Mas em relação ao casamento, ainda há a idéia, principalmente entre os setores religiosos, que casamento é apenas para celebrar a união entre um homem e uma mulher. Este não seria um obstáculo para fazer aprovar a Proposta de Emenda à Constituição (PEC) do casamento civil, que o sr. pretende apresentar?

Não será fácil, uma vez que há nichos de resistência á cidadania LGBT no Congresso e, em especial, na Câmara dos Deputados, mas se a PEC for aprovada, o Código Civil também terá que ser alterado. O Estatuto da Família e o Estatuto da Criança e do Adolescente (o ECA) são legislações infraconstitucionais. Então, a PEC altera a Constituição e se a Constituição é modificada, as legislações infraconstitucionais mudam automaticamente.

Qual será o caminho da PEC?

A proposta já foi elaborada e estamos em fase de captação de assinaturas. Quando tivermos o número suficiente de assinaturas, ela entra em tramitação.
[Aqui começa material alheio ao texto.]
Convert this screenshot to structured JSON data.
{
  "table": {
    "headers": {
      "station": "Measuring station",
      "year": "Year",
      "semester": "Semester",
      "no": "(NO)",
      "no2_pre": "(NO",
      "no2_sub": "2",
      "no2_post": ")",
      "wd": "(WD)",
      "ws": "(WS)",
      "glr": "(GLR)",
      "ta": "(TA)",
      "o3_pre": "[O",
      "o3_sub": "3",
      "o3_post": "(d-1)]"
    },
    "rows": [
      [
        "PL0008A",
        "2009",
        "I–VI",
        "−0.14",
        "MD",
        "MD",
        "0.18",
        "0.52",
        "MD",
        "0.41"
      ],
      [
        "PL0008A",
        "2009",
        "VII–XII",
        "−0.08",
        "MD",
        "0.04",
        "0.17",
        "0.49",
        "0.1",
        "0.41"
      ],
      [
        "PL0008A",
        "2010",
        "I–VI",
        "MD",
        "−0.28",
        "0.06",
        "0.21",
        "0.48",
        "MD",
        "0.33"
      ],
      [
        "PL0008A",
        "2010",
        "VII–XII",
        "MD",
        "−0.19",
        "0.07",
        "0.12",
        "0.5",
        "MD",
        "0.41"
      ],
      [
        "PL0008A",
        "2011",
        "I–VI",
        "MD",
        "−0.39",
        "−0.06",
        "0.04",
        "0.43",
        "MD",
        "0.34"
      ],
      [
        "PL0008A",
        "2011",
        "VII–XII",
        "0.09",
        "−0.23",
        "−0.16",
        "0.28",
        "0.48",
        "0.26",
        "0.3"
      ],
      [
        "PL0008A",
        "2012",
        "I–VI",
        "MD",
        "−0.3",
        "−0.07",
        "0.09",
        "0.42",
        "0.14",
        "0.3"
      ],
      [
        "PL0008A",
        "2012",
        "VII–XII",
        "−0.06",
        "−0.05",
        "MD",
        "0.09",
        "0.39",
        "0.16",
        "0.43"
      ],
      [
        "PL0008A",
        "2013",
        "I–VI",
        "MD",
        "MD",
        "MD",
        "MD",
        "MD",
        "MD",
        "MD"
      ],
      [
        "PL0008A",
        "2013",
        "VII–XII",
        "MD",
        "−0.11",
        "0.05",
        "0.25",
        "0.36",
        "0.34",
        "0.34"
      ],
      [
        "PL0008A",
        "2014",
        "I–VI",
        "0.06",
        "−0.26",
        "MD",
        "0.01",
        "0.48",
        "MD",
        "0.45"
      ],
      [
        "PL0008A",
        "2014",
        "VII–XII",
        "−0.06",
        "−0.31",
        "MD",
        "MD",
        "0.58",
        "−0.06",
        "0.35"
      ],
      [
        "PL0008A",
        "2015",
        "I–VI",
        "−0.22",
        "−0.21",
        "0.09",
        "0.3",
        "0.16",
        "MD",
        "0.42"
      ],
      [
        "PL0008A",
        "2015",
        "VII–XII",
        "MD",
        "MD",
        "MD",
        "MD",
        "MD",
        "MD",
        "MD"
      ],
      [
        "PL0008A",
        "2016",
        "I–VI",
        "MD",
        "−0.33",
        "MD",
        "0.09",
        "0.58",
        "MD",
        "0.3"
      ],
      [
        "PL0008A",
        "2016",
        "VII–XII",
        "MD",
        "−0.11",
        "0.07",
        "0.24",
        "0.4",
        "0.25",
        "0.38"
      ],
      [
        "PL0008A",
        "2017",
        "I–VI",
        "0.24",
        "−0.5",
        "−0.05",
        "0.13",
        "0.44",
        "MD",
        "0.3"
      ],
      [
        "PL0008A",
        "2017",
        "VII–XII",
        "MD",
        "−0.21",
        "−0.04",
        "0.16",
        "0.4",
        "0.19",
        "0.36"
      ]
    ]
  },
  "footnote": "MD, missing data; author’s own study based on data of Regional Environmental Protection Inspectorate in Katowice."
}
A decisão do STF facilitou no sentido de criar um ambiente político mais favorável para apresentarmos a PEC. A partir do momento em que dez ministros da Suprema Corte reconheceram a união estável homoafetiva como entidade familiar no âmbito do Judiciário, a mente de muitos deputados foi iluminada. A decisão do STF também nos trouxe um conjunto de argumentos fundamentais para a apresentação da proposta.